Combinatorial Optimization using Comparison Oracles

In linear combinatorial optimization, we aim to find $S^* = \arg\min_{S \in \mathcal{F}} \langle w,\mathbf{1}_S \rangle$ for a family $\mathcal{F} \subseteq 2^U$ over a ground set $U$ of $n$ elements. Traditionally, $w$ is known or accessible via a value oracle. Motivated by practical applications involving pairwise preferences, we study the weaker and more robust comparison oracle, which for any $S, T \in \mathcal{F}$ reveals only if $w(S) <, =, \text{ or } > w(T)$. We investigate the query complexity and computational efficiency of optimizing in this model. We present three main contributions. (1) Query Complexity: We establish that the query complexity over any arbitrary set system $\mathcal{F} \subseteq 2^U$ is $\tilde{O}(n^2)$. This demonstrates a fundamental separation between information and computational complexity, as the runtime may still be exponential for NP-hard problems. (2) Algorithmic Frameworks: We develop two general tools.
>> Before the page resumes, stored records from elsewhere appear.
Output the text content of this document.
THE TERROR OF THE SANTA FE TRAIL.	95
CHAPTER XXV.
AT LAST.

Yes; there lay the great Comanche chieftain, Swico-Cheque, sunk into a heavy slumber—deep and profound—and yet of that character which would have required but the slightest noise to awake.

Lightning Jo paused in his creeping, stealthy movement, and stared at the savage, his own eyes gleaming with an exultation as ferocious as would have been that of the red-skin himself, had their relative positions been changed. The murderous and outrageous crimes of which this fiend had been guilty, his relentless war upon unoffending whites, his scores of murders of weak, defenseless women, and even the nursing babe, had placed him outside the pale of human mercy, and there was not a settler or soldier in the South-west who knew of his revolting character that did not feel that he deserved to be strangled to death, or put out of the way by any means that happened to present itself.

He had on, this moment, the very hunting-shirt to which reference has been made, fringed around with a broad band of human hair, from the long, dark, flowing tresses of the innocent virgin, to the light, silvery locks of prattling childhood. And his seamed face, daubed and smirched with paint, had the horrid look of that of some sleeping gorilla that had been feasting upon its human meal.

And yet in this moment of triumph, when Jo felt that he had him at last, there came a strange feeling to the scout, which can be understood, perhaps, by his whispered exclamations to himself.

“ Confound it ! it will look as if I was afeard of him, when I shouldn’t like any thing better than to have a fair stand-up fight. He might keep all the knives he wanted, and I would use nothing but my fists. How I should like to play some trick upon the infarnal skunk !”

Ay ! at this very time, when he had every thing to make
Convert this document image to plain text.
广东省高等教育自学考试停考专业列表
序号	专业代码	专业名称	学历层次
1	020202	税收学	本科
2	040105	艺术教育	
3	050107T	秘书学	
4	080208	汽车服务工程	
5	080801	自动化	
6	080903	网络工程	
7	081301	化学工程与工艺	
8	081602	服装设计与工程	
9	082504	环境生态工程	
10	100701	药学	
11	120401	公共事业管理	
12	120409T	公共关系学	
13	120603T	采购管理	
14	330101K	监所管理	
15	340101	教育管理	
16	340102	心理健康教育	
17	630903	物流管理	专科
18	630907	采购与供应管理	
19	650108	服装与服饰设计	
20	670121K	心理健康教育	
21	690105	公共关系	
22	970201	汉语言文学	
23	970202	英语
First, a Dual Ellipsoid framework establishes an efficient reduction from optimization to certification. It shows that to optimize efficiently, it suffices to efficiently certify a candidate's optimality using only comparisons. Second, Global Subspace Learning (GSL) sorts all feasible sets using $O(nB \log(nB))$ queries for integer weights bounded by $B$. We efficiently implement GSL for linear matroids, yielding improved query complexities for problems like $k$-SUM, SUBSET-SUM, and $A+B$ sorting. (3) Combinatorial Applications: We give the first polynomial-time, low-query algorithms for classic problems, including minimum cuts, minimum weight spanning trees (and matroid bases), bipartite matching (and matroid intersection), and shortest $s$-$t$ paths. Our work provides the first general query complexity bounds and efficient algorithmic results for this fundamental model.